My friend and former codefendant Dan Backer has an article over at Investor’s Business Daily titled The Anatomy Of Hillary Clinton’s $84 Million Money-Laundering Scheme. (Ironically, Dan and I were among a couple of dozen codefendants accused of money laundering as a predicate crime in a civil RICO suit filed by Democrat party operative Brett Kimberlin.)

Democratic donors, knowing the funds would end up with Clinton’s campaign, wrote six-figure checks to influence the election — 100 times larger than allowed.

HVF bundled these megagifts and, on a single day, reported transferring money to all participating state parties, some of which would then show up on FEC reports filed by the DNC as transferring the exact same dollar amount on the exact same day to the DNC. Yet not all the state parties reported either receiving or transferring those sums.

Did any of these transfers actually happen? Or were they just paper entries to mask direct transfers to the DNC?

For perspective, conservative filmmaker Dinesh D’Souza was prosecuted and convicted in 2012 for giving a handful of associates money they then contributed to a candidate of his preference — in other words, straw  man contributions. He was sentenced to eight months in a community confinement center and five years of probation. How much money was involved? Only $20,000. HVF weighs in at $84 million — more than 4,000 times larger!

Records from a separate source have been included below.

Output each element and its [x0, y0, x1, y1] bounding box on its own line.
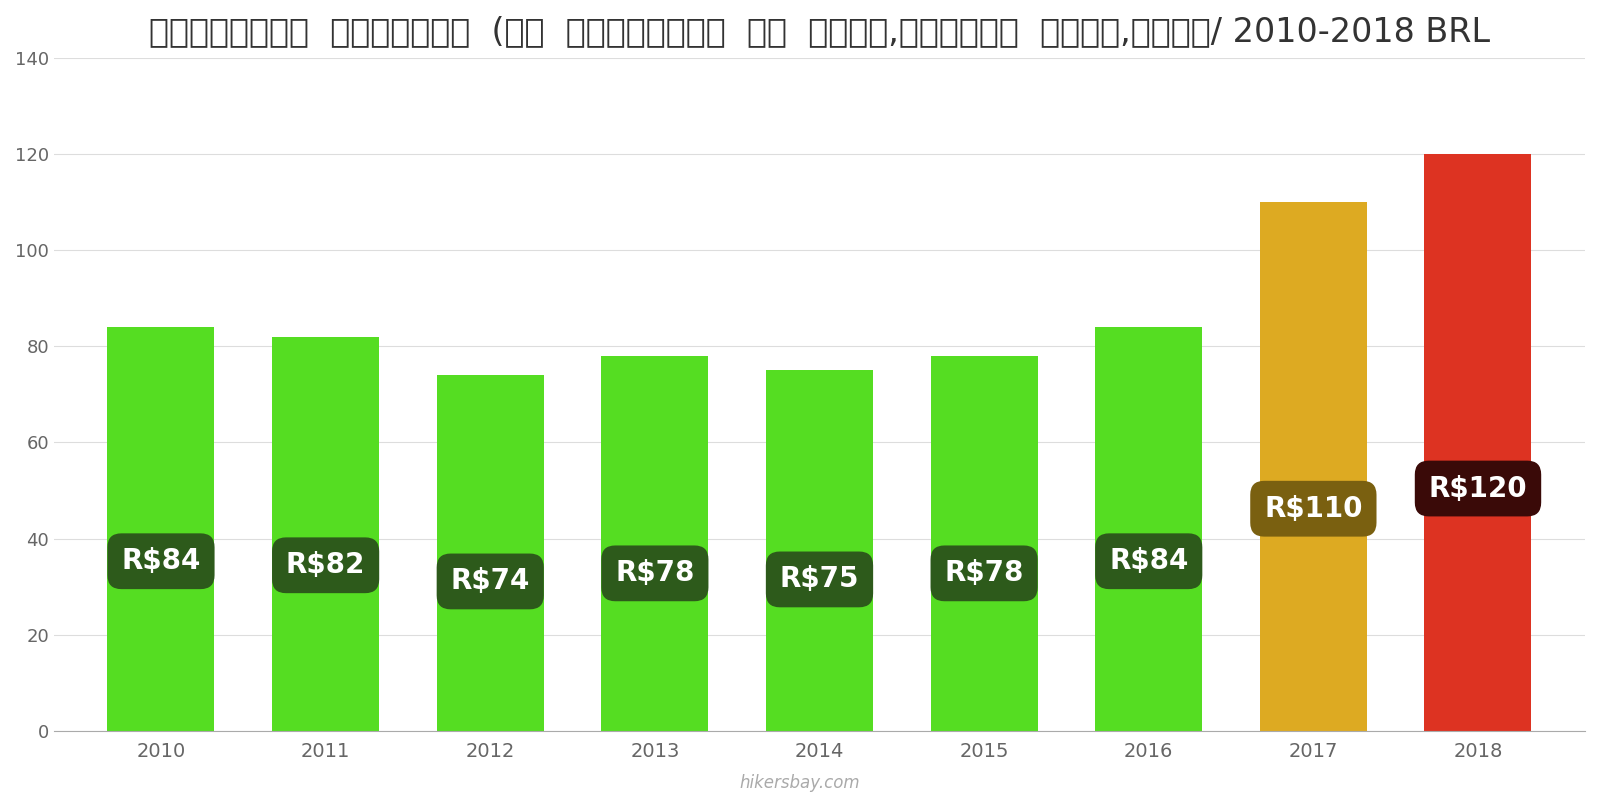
Bar	[437, 375, 544, 731]
Bar	[931, 356, 1038, 731]
Text: R$84: R$84	[1109, 547, 1189, 575]
Bar	[1259, 202, 1366, 731]
Bar	[1424, 154, 1531, 731]
Bar	[107, 327, 214, 731]
Text: R$78: R$78	[944, 559, 1024, 587]
Text: R$84: R$84	[122, 547, 200, 575]
Text: R$74: R$74	[451, 567, 530, 595]
Text: R$75: R$75	[779, 566, 859, 594]
Bar	[602, 356, 709, 731]
Bar	[272, 337, 379, 731]
Bar	[1096, 327, 1202, 731]
Text: hikersbay.com: hikersbay.com	[739, 774, 861, 792]
Text: R$82: R$82	[286, 551, 365, 579]
Title: ब्राज़ील  इंटरनेट  (๠०  एमबीपीएस  या  अधिक,असीमित  डेटा,केबल/ 2010-2018 BRL: ब्राज़ील इंटरनेट (๠० एमबीपीएस या अधिक,अस…	[149, 15, 1490, 48]
Bar	[766, 370, 874, 731]
Text: R$110: R$110	[1264, 494, 1363, 522]
Text: R$120: R$120	[1429, 474, 1528, 502]
Text: R$78: R$78	[614, 559, 694, 587]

So who should be worried? Everyone involved — from the donors themselves to Democratic fundraisers to party officials who filed false reports and, ultimately, to Clinton campaign and HVF officials looking at significant legal jeopardy.

The Federal Election Commission has failed to act on a complaint filed in 2017, so a never-before-used option in the law is being used to file a private lawsuit, placing the matter in Dan’s hands as lawyer for his client, the Committee to Defend the President. As the plaintiff’s counsel, he’ll have the tools of discovery—including subpoena power to go after bank accounts and other DNC records and to question party officials and bundlers. Every big-shot donor participating the scheme could be exposed to criminal prosecution based on evidence turned up in the civil matter.

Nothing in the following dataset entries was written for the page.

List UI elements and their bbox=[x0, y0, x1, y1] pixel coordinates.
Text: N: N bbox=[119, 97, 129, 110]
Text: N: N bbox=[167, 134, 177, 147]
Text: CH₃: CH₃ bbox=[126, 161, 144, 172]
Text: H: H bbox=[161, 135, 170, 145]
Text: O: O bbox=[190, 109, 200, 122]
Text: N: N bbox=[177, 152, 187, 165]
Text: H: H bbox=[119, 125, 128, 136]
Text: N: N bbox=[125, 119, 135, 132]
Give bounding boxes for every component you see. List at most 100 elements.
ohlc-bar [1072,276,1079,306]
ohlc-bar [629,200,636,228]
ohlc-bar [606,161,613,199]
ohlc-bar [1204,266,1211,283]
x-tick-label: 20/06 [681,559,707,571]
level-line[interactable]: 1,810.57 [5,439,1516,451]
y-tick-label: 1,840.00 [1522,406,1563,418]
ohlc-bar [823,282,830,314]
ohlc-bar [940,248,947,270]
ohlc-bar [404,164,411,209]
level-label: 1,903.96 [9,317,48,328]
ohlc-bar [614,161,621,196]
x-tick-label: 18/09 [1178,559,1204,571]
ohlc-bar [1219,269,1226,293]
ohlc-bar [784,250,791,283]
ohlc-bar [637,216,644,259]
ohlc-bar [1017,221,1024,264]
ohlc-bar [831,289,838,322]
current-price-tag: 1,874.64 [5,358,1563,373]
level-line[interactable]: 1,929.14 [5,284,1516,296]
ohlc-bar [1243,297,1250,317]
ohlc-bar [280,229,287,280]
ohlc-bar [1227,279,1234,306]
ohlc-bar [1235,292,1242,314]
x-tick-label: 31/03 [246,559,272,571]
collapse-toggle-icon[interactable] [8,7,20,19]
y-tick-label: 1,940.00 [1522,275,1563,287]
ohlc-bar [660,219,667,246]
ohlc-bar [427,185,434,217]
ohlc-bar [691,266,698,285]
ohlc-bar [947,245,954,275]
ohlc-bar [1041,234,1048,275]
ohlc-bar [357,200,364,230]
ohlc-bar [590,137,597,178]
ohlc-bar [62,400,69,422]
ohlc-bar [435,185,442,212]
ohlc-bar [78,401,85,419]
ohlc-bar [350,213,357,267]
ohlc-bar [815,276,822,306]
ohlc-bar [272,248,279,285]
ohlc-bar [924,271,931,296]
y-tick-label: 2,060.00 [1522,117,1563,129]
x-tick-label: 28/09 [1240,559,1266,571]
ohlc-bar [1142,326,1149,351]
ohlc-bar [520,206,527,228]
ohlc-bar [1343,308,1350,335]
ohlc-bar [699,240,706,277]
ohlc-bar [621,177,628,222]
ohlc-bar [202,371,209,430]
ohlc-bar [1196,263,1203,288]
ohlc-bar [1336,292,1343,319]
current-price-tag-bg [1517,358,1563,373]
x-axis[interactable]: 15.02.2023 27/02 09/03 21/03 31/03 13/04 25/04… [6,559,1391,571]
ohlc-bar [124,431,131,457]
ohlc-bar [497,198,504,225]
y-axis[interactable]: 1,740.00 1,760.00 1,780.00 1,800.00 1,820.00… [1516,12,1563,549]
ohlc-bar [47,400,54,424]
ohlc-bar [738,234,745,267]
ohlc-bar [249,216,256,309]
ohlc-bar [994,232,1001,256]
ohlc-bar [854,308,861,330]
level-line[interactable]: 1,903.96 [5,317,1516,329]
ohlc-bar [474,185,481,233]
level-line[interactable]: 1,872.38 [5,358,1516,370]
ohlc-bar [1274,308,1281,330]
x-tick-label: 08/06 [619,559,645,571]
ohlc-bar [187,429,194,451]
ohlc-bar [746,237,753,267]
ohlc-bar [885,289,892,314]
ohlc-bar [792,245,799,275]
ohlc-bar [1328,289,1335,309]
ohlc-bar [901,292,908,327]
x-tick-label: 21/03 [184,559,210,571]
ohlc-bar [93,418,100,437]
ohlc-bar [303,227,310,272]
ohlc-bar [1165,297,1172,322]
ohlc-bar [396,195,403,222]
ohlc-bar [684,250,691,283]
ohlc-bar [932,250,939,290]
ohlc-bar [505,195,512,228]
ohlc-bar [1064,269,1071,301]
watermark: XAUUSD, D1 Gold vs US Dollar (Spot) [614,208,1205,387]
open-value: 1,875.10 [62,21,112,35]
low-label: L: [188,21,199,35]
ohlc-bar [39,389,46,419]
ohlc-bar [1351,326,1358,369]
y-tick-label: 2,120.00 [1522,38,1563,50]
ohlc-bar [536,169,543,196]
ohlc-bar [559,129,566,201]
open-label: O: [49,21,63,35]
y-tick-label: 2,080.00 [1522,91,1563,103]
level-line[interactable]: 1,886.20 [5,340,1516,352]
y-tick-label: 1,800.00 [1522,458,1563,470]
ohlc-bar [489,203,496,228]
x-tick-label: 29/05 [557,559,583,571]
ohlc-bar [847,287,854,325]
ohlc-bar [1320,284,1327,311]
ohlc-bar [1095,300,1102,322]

Meanwhile, the Press is excited over $130,000 in non-campaign hush money paid to a porn star.

Another Excuse


The Washington Examiner reports that Hillary Clinton has added one more item to the list of reasons she failed to win in 2016: Identifying as a capitalist probably hurt her in 2016. She’s quoted as saying,

“It’s hard to know, but if you’re in the Iowa caucuses and 41 percent of Democrats are socialists or self-described socialists, and I’m asked are you a capitalist, and I say yes, but with appropriate regulation and appropriate accountability, that probably gets lost in the ‘Oh my gosh, she’s a capitalist,'”

Capitalist?

The Gentle Reader may remember that Mrs. Clinton’s husband once claimed he didn’t inhale. Perhaps Mrs. Clinton does.